De allereerste opgave bestaat er uit om een betekenissenmodel met het passende stelselmatige bereik te ontwerpen. […] Dankzij het modelleerbeginsel van — recursieve — contextuele verbijzondering, Metapatroon, dus, is elke betekenis(definitie) eenduidig geordend. Pas vervòlgens is het toevoegen van programmatuur (lees ook: software) betrekkelijk eenvoudig c.q. kàn niet mislukken.
in: aantekening 73.3
Voor alweer wat meer begrip van wat men als ontspoorde problematiek voorstelt, helpt het vooral om na te gaan of er wellicht ooit oplossingsaannames gemaakt zijn die weliswaar niet meer opgaan, integendeel, maar thans nog klakkeloos gevolgd worden.
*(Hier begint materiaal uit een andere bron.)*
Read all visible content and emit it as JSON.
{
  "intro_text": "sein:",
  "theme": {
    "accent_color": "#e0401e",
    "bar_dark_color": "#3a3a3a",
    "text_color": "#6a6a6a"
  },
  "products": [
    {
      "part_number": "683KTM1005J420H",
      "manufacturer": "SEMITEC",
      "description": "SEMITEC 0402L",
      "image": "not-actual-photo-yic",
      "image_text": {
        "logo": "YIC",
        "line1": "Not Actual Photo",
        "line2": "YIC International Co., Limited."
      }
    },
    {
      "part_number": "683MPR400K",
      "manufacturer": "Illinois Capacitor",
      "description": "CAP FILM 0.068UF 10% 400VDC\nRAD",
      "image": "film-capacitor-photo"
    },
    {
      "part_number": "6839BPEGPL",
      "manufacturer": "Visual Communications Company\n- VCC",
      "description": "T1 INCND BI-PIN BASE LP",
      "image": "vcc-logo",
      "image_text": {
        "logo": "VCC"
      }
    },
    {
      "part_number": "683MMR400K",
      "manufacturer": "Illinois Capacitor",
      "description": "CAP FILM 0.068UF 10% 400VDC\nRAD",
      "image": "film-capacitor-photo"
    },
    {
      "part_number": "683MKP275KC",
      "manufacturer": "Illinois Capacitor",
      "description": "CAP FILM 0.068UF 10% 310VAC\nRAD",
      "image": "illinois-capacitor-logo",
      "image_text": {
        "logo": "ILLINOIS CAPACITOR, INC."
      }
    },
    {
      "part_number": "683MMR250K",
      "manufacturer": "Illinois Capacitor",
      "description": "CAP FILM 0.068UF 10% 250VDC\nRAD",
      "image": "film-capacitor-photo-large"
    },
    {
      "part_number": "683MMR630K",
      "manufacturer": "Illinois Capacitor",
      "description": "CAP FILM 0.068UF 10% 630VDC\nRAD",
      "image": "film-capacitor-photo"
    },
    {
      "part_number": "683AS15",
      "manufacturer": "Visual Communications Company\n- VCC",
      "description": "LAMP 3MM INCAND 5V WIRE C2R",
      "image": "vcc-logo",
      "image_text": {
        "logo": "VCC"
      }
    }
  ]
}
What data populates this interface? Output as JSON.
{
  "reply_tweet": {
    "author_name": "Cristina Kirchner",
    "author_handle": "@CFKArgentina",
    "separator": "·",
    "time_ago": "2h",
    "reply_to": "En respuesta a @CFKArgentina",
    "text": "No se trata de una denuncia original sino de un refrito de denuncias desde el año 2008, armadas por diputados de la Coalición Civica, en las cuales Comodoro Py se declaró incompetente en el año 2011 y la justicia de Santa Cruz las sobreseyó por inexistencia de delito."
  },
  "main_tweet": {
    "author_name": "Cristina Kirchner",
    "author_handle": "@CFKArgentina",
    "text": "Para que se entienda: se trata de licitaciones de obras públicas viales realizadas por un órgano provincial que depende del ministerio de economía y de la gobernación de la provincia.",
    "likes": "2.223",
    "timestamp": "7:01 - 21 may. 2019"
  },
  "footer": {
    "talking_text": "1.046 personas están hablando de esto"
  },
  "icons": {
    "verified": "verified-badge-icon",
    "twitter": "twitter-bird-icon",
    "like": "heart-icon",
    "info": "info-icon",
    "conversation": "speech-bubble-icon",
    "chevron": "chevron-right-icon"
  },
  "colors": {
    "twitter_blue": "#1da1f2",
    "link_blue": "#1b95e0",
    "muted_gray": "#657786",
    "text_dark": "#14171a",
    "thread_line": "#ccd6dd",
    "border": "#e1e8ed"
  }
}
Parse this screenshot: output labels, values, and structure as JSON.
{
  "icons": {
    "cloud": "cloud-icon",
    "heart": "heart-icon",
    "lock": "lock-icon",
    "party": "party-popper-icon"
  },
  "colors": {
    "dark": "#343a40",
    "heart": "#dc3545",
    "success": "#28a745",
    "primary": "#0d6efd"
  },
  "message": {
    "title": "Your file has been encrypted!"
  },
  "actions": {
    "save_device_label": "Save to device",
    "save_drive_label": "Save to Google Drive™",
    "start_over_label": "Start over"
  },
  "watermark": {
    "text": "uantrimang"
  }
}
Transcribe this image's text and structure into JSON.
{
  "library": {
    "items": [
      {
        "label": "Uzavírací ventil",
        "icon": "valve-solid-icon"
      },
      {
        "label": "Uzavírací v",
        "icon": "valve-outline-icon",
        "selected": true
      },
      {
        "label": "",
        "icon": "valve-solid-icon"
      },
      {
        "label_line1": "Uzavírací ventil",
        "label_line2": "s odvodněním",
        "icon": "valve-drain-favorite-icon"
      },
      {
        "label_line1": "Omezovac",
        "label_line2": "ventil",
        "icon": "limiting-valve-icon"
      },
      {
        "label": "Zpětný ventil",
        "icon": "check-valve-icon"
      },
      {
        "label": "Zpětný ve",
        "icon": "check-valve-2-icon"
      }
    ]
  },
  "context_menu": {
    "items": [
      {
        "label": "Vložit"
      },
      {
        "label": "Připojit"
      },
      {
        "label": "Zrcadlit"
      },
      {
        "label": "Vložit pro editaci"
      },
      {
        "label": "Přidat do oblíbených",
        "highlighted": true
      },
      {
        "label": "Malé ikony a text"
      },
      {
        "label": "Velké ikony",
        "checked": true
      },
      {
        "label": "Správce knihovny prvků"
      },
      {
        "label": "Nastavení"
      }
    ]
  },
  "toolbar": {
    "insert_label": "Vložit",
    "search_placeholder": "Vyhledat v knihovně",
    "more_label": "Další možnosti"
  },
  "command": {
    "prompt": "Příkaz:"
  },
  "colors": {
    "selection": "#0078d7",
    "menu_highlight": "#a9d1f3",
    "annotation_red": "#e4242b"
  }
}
Nou ja, opbouwend blijven dóórgaan met voorstellen, dan maar. Dat gaat echter onvermijdelijk gepaard, al is het ònuitgesproken, met kritiek. Want slechts de suggestie van een verandering houdt prompt in dat iets kennelijk beter kan; het valt onmogelijk te ontkennen dat de voorsteller zoals-het-nu-gaat slechter vindt dan wat z/hij ervoor in de plaats wil laten komen. Er zijn nogal wat mensen die kritiek ten onrechte persoonlijk opvatten èn daarvoor gevoeliger zijn dan voor verbeteringen.
in: aantekening 74.4
Het is nu eenmaal zo, dat informatiseringsproblemen zoals die zich
— vooralsnog onvermijdelijk blijven — voordoen bij de
Belastingdienst, enzovoort, enzovoort met voorrang informatiekundig een
kwalitatief àndere oplossingsrichting vergen. Je kunt aan besturing
e.d. sleutelen wat je wilt, zoals bestuurders zelfs èxclusief
volhouden, want zoals het gezegde luidt is àlles een spijker voor
iemand met een hamer, maar voor facilitering van stelselmatig
informatieverkeer helpt dat natuurlijk niets zònder passende
informatiekundige oriëntatie, integendeel. Als ergens een schroef
ingedraaid moet worden, veroorzaak je met een hamer slechts schade;
neem ‘gewoon’ een schroevendraaier, klaar.
Besef voor digitale facilitering van informatieverkeer op
maatschappelijke schaal ajb dat een vergaand nieuwe, dus nog
grotendeels onbekende opgave aan de orde is. Dat maakt het
ònverantwoord om te verwachten dat overgeleverde oplossingen voldoen.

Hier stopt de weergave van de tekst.